We are most grateful, too, for the presence of our new Apostolic Nuncio to the Court of St James’s, Archbishop Antonio Mennini, as well as a dozen ambassadors and high commissioners – Your Excellencies, you are most welcome.
On Thursday next week Pope Benedict XVI will arrive in Assisi for a gathering of religious leaders, in celebration of the 25th anniversary of the first such gathering, in 1986. It was Pope John Paul II’s conviction that what unites the faiths is far more important than what divides them, and his belief that the religions need to be the primary bridge-builders in our fractured world, that led him to call that first Assisi meeting.
Our Order is proud of the relationships of cooperation and trust we have built across the boundaries of faith and race, relationships which lead to understanding that bears fruit especially in times of tension as we see across the world.
Our Constantinian Order will to continue to play a significant role, as it has done, and as the President of Ireland referred to in her message, quietly but effectively, over the years, in fostering that new peaceful order of coexistence and one based on religious freedom and mutual respect.
Reflecting on his great visit here a year ago, Pope Benedict XVI during his Papal Visit to Britain described the United Kingdom as “a crossroads of culture and the economy”. In addressing us, he said he had had a much wider audience in view. “I kept in mind the entire West,” the Holy Father said, “conversing with the intellect of this civilization and communicating the unfading newness of the Gospel in which it is steeped.” And he went on to speak of his conviction that “the ancient nations of Europe have a Christian soul, which is one with the ‘genius’ and history of the respective peoples”. The Church, he said, never stops working to keep this spiritual and cultural tradition ceaselessly alive and must now do so in new ways.
The term he uses to describe the aim of re-presenting the Gospel to our post-Christian cultures is the “New Evangelisation”. The task of the New Evangelisation is to imbue temporal values again with the vision of the Gospel. But we cannot do that, says Pope Benedict, merely by assuming that the patrimony of values handed down by the Christian centuries will continue to inspire and shape the future of our society.
Reflecting on his invitation to embrace this challenge, the bishops of England and Wales on the anniversary of the papal visit have identified three priorities — to promote a culture of vocation, marked by a confident Catholic faith; to proclaim Christ and his Gospel as saving truth by encouraging a culture of dialogue and solidarity; and to proclaim the coming of the Kingdom of God by supporting marginalised and vulnerable people. These three aims are summed up as a new “confidently Catholic” outlook.
I hope that the 40 new and 200 existing members of the Constantinian Order of Saint George in Britain and Ireland are able already to see that how the Order seeks to embody these three priorities.

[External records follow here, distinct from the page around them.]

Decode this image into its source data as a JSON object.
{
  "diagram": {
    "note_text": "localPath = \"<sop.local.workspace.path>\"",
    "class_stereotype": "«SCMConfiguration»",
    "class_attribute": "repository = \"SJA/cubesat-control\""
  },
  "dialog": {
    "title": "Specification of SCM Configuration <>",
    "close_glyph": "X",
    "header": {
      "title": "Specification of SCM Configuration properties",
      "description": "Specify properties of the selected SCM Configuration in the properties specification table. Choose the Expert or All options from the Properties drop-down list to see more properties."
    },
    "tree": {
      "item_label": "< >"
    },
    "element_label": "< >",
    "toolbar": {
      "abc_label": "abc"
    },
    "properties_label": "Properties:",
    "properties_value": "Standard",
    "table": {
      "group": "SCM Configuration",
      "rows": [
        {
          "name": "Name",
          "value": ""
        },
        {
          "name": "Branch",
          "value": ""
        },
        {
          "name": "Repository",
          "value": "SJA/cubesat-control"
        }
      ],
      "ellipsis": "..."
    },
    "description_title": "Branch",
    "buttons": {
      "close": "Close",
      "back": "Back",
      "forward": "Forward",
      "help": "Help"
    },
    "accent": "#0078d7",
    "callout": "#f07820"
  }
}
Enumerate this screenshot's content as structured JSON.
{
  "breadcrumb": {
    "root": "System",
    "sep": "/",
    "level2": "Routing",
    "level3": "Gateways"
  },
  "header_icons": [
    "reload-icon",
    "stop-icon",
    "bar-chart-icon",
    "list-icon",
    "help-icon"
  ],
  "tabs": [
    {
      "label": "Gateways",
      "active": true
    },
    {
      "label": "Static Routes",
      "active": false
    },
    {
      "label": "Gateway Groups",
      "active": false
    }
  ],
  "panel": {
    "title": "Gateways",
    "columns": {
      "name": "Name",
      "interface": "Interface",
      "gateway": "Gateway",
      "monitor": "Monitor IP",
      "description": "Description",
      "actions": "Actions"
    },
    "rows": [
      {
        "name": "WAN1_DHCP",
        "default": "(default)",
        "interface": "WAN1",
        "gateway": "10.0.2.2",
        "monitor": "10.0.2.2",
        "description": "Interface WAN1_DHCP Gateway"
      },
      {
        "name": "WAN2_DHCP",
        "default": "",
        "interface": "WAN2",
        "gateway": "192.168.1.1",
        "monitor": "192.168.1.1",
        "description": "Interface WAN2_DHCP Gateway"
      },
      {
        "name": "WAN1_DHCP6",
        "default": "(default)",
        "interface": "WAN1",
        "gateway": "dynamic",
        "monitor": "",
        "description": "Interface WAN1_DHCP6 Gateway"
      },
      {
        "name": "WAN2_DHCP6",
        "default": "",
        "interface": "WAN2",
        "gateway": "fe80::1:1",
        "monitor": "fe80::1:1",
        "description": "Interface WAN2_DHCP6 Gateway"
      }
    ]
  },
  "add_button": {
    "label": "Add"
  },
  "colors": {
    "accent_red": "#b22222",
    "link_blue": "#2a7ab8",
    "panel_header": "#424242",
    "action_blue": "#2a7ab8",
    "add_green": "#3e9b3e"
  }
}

The culture of vocation is alive and well around this table today; we have all heard the calling into what the Blessed Cardinal Newman called “some definite service”, and we mark ourselves out from others, and from our own previous lives, by the vows we take, and the commitments to service and prayer we make in our lives. The expansion of the Order’s membership worldwide, now numbering some 3,000, and including more than 50 cardinals and archbishops, has been notable. And here is my opportunity to welcome warmly all our guests from overseas, among whom are the delegates and vice delegate of the Order from The Netherlands, Belgium and Sicily; and if I might single out one couple in particular, I would like to thank Cyril and Lorna Woods, who have come from Mexico to be with us tonight.
In Britain and Ireland we have gone from perhaps 50 members ten years ago to around 200 today, and I want to express my warm thanks to the Chancery staff, vice-delegates and council members for there assistance in achieving this. Today’s wonderful investiture ceremony presided over by Cardinal Martino and our Sub Prior Archbishop George Stack of Cardiff, and in the presence of the Deputy Speaker of the House of Commons and 500 guests, saw a cross-section of people from all walks of life being honoured. Perhaps there is a lesson here: that we need not be afraid to suggest to others that they, too, have a calling to some definite service, a calling such as the one the Order has fostered in these islands since the first known Irish knight in 1728 and the first known British one in 1801.
Indeed, the new members invested today and whom I warmly welcome, have all, in some way, been invited to consider the Constantinian call by another member; and take on the responsibilities that come with membership, of promoting the Catholic faith and of serving the needs of the vulnerable. From this very small group of men and women, working with the hierarchy, have come remarkable activities of which the Order is justly proud.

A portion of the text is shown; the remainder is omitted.